Creating a strong, striking landscape composition is often as much about what you leave out of the frame as what you include. When you’re faced with a stunning landscape, it’s often difficult to decide what to exclude, so use a simple procedure to help out.

First, decide which part of the scene is essential to the composition. This is often the feature or subject that first made you stop and consider taking a shot, such as a mountain peak, a tree or even the colours in the foreground.

“Creating a striking composition is often as much about what you leave out of the frame as what you include”

Using this main subject, start to include other elements, usually one at a time, to see if they will fit into the composition without detracting from the main subject. With practice, you can do this without taking any photos, but one of the benefits of digital cameras is that you can try out different compositions, then scroll through the images on your camera’s rear display to decidewhich ones work.

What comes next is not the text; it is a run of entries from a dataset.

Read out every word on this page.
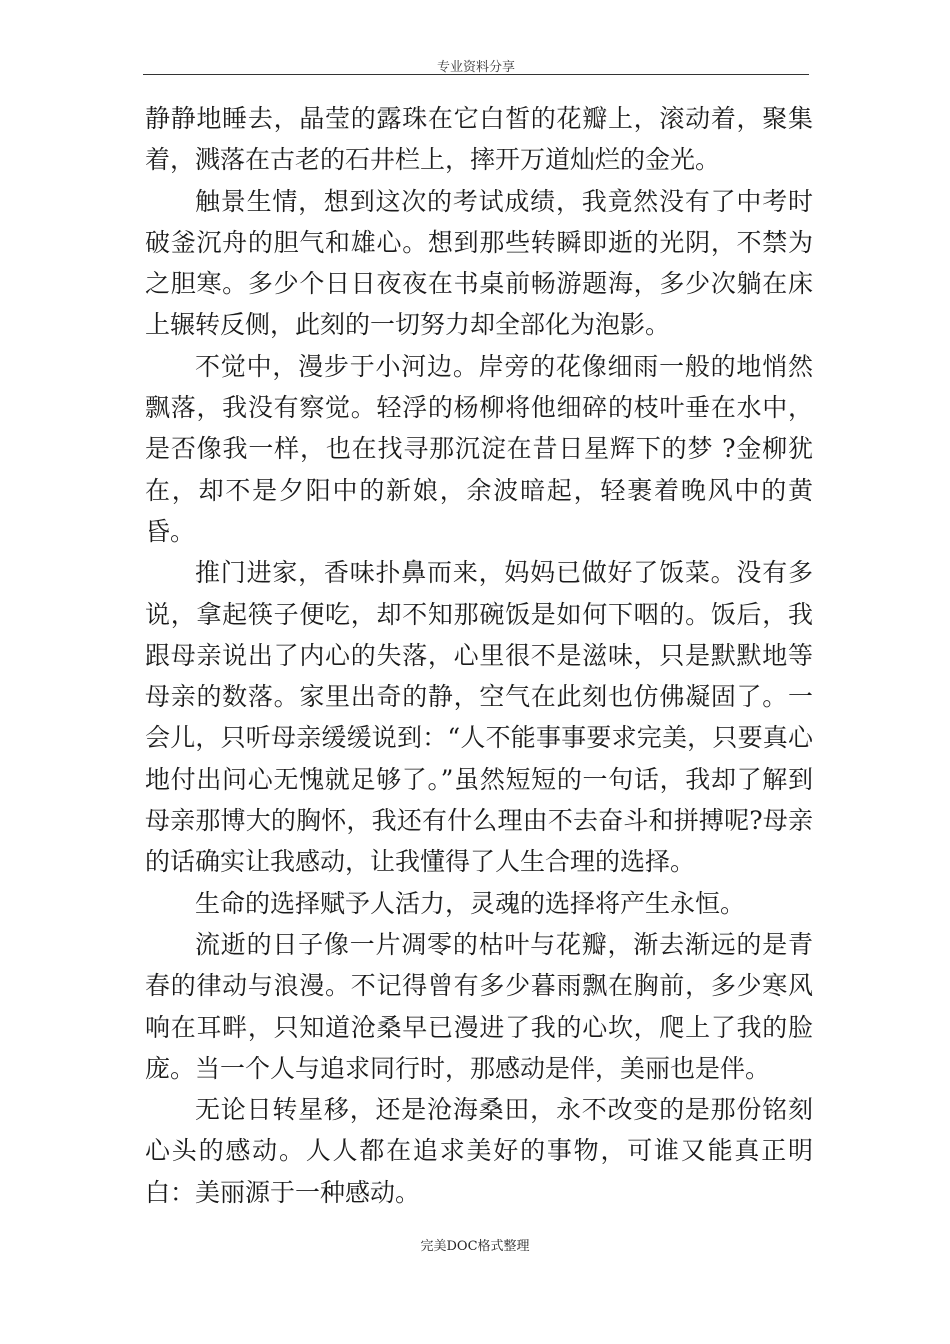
专业资料分享

静静地睡去，晶莹的露珠在它白皙的花瓣上，滚动着，聚集着，溅落在古老的石井栏上，摔开万道灿烂的金光。

触景生情，想到这次的考试成绩，我竟然没有了中考时破釜沉舟的胆气和雄心。想到那些转瞬即逝的光阴，不禁为之胆寒。多少个日日夜夜在书桌前畅游题海，多少次躺在床上辗转反侧，此刻的一切努力却全部化为泡影。

不觉中，漫步于小河边。岸旁的花像细雨一般的地悄然飘落，我没有察觉。轻浮的杨柳将他细碎的枝叶垂在水中，是否像我一样，也在找寻那沉淀在昔日星辉下的梦 ?金柳犹在，却不是夕阳中的新娘，余波暗起，轻裹着晚风中的黄昏。

推门进家，香味扑鼻而来，妈妈已做好了饭菜。没有多说，拿起筷子便吃，却不知那碗饭是如何下咽的。饭后，我跟母亲说出了内心的失落，心里很不是滋味，只是默默地等母亲的数落。家里出奇的静，空气在此刻也仿佛凝固了。一会儿，只听母亲缓缓说到：“人不能事事要求完美，只要真心地付出问心无愧就足够了。”虽然短短的一句话，我却了解到母亲那博大的胸怀，我还有什么理由不去奋斗和拼搏呢?母亲的话确实让我感动，让我懂得了人生合理的选择。

生命的选择赋予人活力，灵魂的选择将产生永恒。

流逝的日子像一片凋零的枯叶与花瓣，渐去渐远的是青春的律动与浪漫。不记得曾有多少暮雨飘在胸前，多少寒风响在耳畔，只知道沧桑早已漫进了我的心坎，爬上了我的脸庞。当一个人与追求同行时，那感动是伴，美丽也是伴。

无论日转星移，还是沧海桑田，永不改变的是那份铭刻心头的感动。人人都在追求美好的事物，可谁又能真正明白：美丽源于一种感动。

完美DOC格式整理
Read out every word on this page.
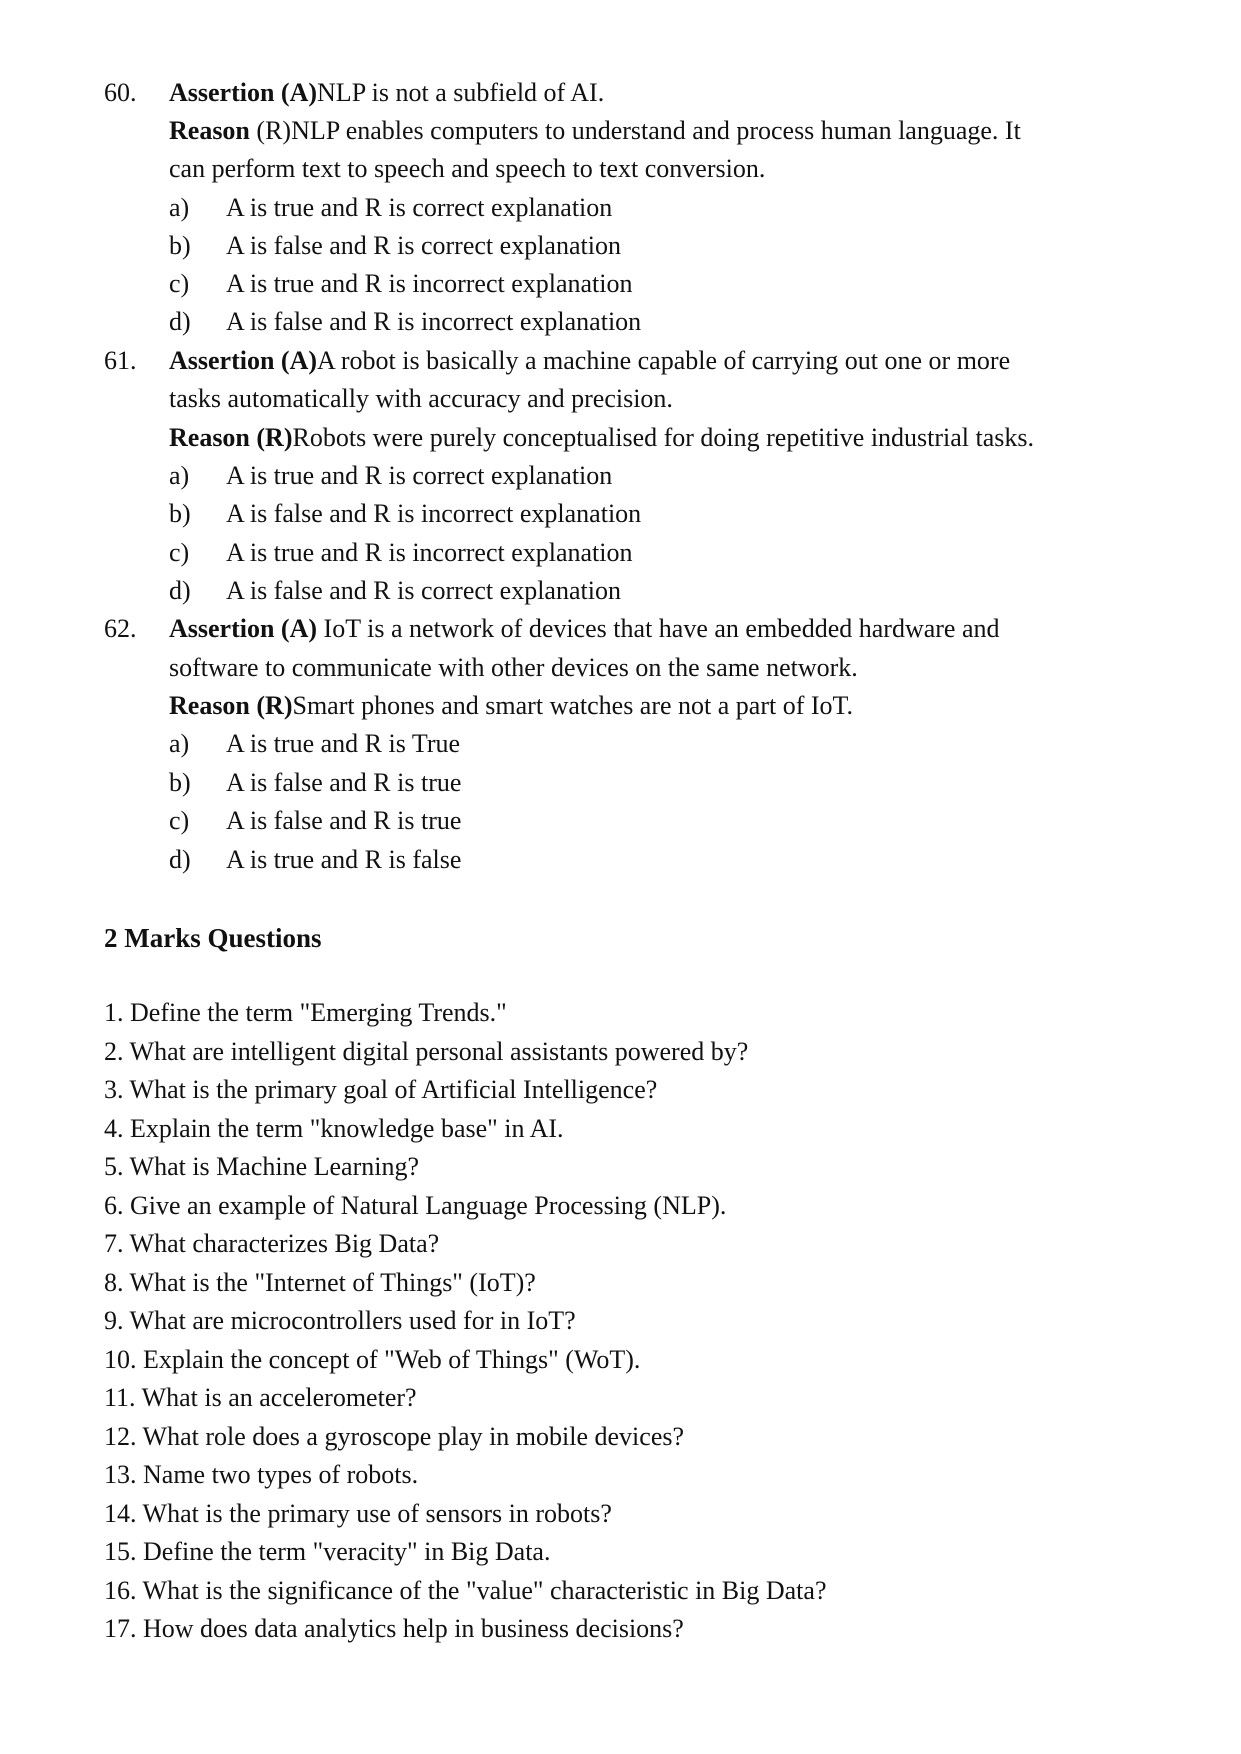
60. Assertion (A)NLP is not a subfield of AI.
Reason (R)NLP enables computers to understand and process human language. It
can perform text to speech and speech to text conversion.
a) A is true and R is correct explanation
b) A is false and R is correct explanation
c) A is true and R is incorrect explanation
d) A is false and R is incorrect explanation
61. Assertion (A)A robot is basically a machine capable of carrying out one or more
tasks automatically with accuracy and precision.
Reason (R)Robots were purely conceptualised for doing repetitive industrial tasks.
a) A is true and R is correct explanation
b) A is false and R is incorrect explanation
c) A is true and R is incorrect explanation
d) A is false and R is correct explanation
62. Assertion (A) IoT is a network of devices that have an embedded hardware and
software to communicate with other devices on the same network.
Reason (R)Smart phones and smart watches are not a part of IoT.
a) A is true and R is True
b) A is false and R is true
c) A is false and R is true
d) A is true and R is false
2 Marks Questions
1. Define the term "Emerging Trends."
2. What are intelligent digital personal assistants powered by?
3. What is the primary goal of Artificial Intelligence?
4. Explain the term "knowledge base" in AI.
5. What is Machine Learning?
6. Give an example of Natural Language Processing (NLP).
7. What characterizes Big Data?
8. What is the "Internet of Things" (IoT)?
9. What are microcontrollers used for in IoT?
10. Explain the concept of "Web of Things" (WoT).
11. What is an accelerometer?
12. What role does a gyroscope play in mobile devices?
13. Name two types of robots.
14. What is the primary use of sensors in robots?
15. Define the term "veracity" in Big Data.
16. What is the significance of the "value" characteristic in Big Data?
17. How does data analytics help in business decisions?
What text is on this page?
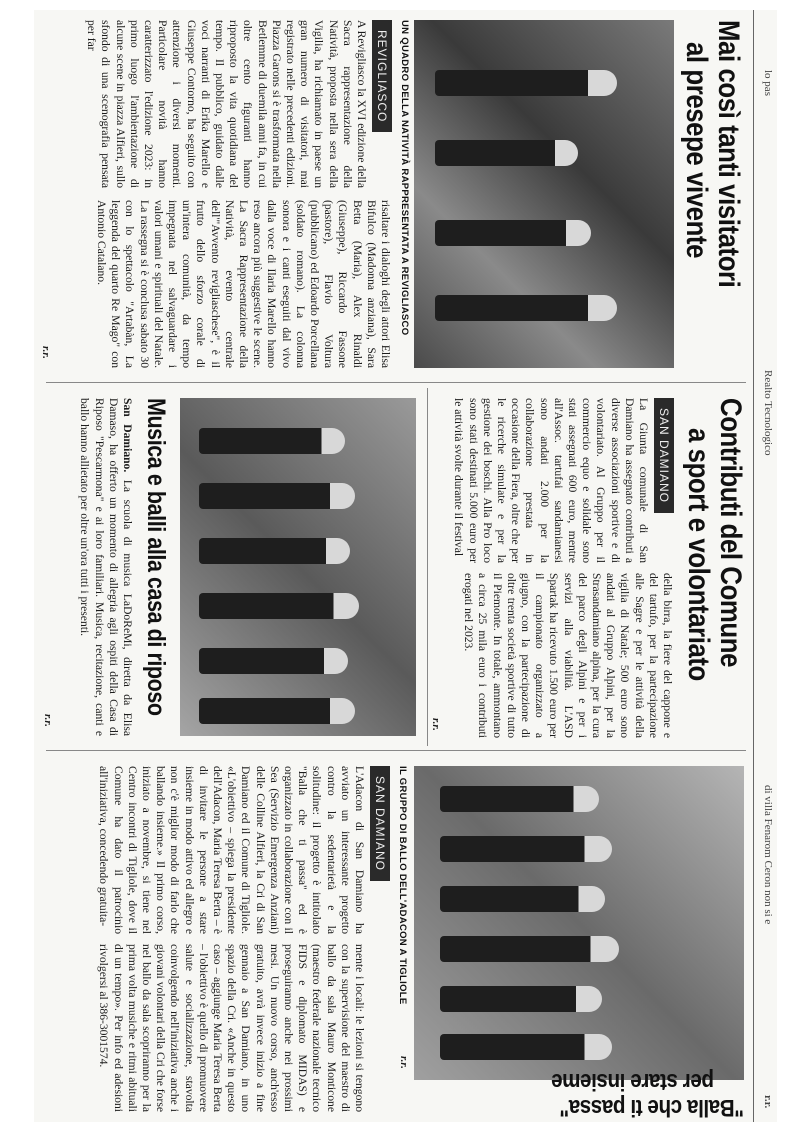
lo pas
Realto Tecnologico
di villa Fenarom Ceron non si e
r.r.
Mai così tanti visitatori
al presepe vivente
UN QUADRO DELLA NATIVITÀ RAPPRESENTATA A REVIGLIASCO
REVIGLIASCO
A Revigliasco la XVI edizione della Sacra rappresentazione della Natività, proposta nella sera della Vigilia, ha richiamato in paese un gran numero di visitatori, mai registrato nelle precedenti edizioni. Piazza Garons si è trasformata nella Betlemme di duemila anni fa, in cui oltre cento figuranti hanno riproposto la vita quotidiana del tempo. Il pubblico, guidato dalle voci narranti di Erika Marello e Giuseppe Contorno, ha seguito con attenzione i diversi momenti. Particolare novità hanno caratterizzato l'edizione 2023: in primo luogo l'ambientazione di alcune scene in piazza Alfieri, sullo sfondo di una scenografia pensata per far
risaltare i dialoghi degli attori Elisa Bifulco (Madonna anziana), Sara Betta (Maria), Alex Rinaldi (Giuseppe), Riccardo Fassone (pastore), Flavio Voltura (pubblicano) ed Edoardo Porcellana (soldato romano). La colonna sonora e i canti eseguiti dal vivo dalla voce di Ilaria Marello hanno reso ancora più suggestive le scene. La Sacra Rappresentazione della Natività, evento centrale dell'"Avvento revigliaschese", è il frutto dello sforzo corale di un'intera comunità, da tempo impegnata nel salvaguardare i valori umani e spirituali del Natale. La rassegna si è conclusa sabato 30 con lo spettacolo "Artabàn, La leggenda del quarto Re Mago" con Antonio Catalano.
r.r.
Contributi del Comune
a sport e volontariato
SAN DAMIANO
La Giunta comunale di San Damiano ha assegnato contributi a diverse associazioni sportive e di volontariato. Al Gruppo per il commercio equo e solidale sono stati assegnati 600 euro, mentre all'Assoc. tartufai sandamianesi sono andati 2.000 per la collaborazione prestata in occasione della Fiera, oltre che per le ricerche simulate e per la gestione dei boschi. Alla Pro loco sono stati destinati 5.000 euro per le attività svolte durante il festival
della birra, la fiere del cappone e del tartufo, per la partecipazione alle Sagre e per le attività della vigilia di Natale; 500 euro sono andati al Gruppo Alpini, per la Strasandamiano alpina, per la cura del parco degli Alpini e per i servizi alla viabilità. L'ASD Spartak ha ricevuto 1.500 euro per il campionato organizzato a giugno, con la partecipazione di oltre trenta società sportive di tutto il Piemonte. In totale, ammontano a circa 25 mila euro i contributi erogati nel 2023.
r.r.
Musica e balli alla casa di riposo
San Damiano. La scuola di musica LaDoReMi, diretta da Elisa Damaso, ha offerto un momento di allegria agli ospiti della Casa di Riposo "Pescarmona" e ai loro familiari. Musica, recitazione, canti e ballo hanno allietato per oltre un'ora tutti i presenti.
r.r.
IL GRUPPO DI BALLO DELL'ADACON A TIGLIOLE
r.r.
SAN DAMIANO
L'Adacon di San Damiano ha avviato un interessante progetto contro la sedentarietà e la solitudine: il progetto è intitolato "Balla che ti passa" ed è organizzato in collaborazione con il Sea (Servizio Emergenza Anziani) delle Colline Alfieri, la Cri di San Damiano ed il Comune di Tigliole. «L'obiettivo – spiega la presidente dell'Adacon, Maria Teresa Berta – è di invitare le persone a stare insieme in modo attivo ed allegro e non c'è miglior modo di farlo che ballando insieme.» Il primo corso, iniziato a novembre, si tiene nel Centro incontri di Tigliole, dove il Comune ha dato il patrocinio all'iniziativa, concedendo gratuita-
mente i locali: le lezioni si tengono con la supervisione del maestro di ballo da sala Mauro Monticone (maestro federale nazionale tecnico FIDS e diplomato MIDAS) e proseguiranno anche nei prossimi mesi. Un nuovo corso, anch'esso gratuito, avrà invece inizio a fine gennaio a San Damiano, in uno spazio della Cri. «Anche in questo caso – aggiunge Maria Teresa Berta – l'obiettivo è quello di promuovere salute e socializzazione, stavolta coinvolgendo nell'iniziativa anche i giovani volontari della Cri che forse nel ballo da sala scopriranno per la prima volta musiche e ritmi abituali di un tempo». Per info ed adesioni rivolgersi al 386-3001574.
"Balla che ti passa"
per stare insieme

Keep checking that all of the elements of the scene work together, and that the main element you identified at the start is still what your eye is drawn to.

Law 9: Don't think only in color

Learn the landscape situations that lend themselves to monochrome, and add a new twist to a favourite spot

There are two distinct weather and lighting conditions that prompt us to think in black and white. The first is a heavy, cloudy sky, which tends to produce very monochromatic results anyway. The second is when there are fluffy clouds in a bright, blue sky.

See from both sides

These two conditions produce very different results, and also need different approaches to produce the final image. The easier is when there’s blue sky, cloud and a landscape bathed in light. 

Here, all you need to do is make sure that you’ve captured the full range of tones, and the black-and-white conversion is easy. We use a preset red filter conversion, available in Lightroom or Photoshop, to darken the blues and increase the contrast.

When shooting in heavy cloud, things are trickier. We often use an ND grad filter to darken the sky. After converting the image to black and white, you have to do a lot of dodging and burning to lighten and darken specific areas.

Law 10: Don't be afraid to revisit locations

To get the ultimate landscape shot, keep going back and use the knowledge you’ve earned from your previous visits

We’re always looking for new places to find insight and inspiration, but landscape photography is about more than simply ticking boxes off a checklist of locations. The way that light, seasons and weather change a scene is one of the most fundamental aspects of landscape photography.

It’s almost impossible to capture many of these amazing sights if you only visit a location once, then move on to the next one on your list.

We often return to locations – both close to home and in areas that we visit regularly – to learn more about how the lighting and weather combine to lend a different look to the landscape.

Save time

Returning to a location means you can spend less time researching the area, although it’s still good to look out for viewpoints, compositions and subjects you might have missed.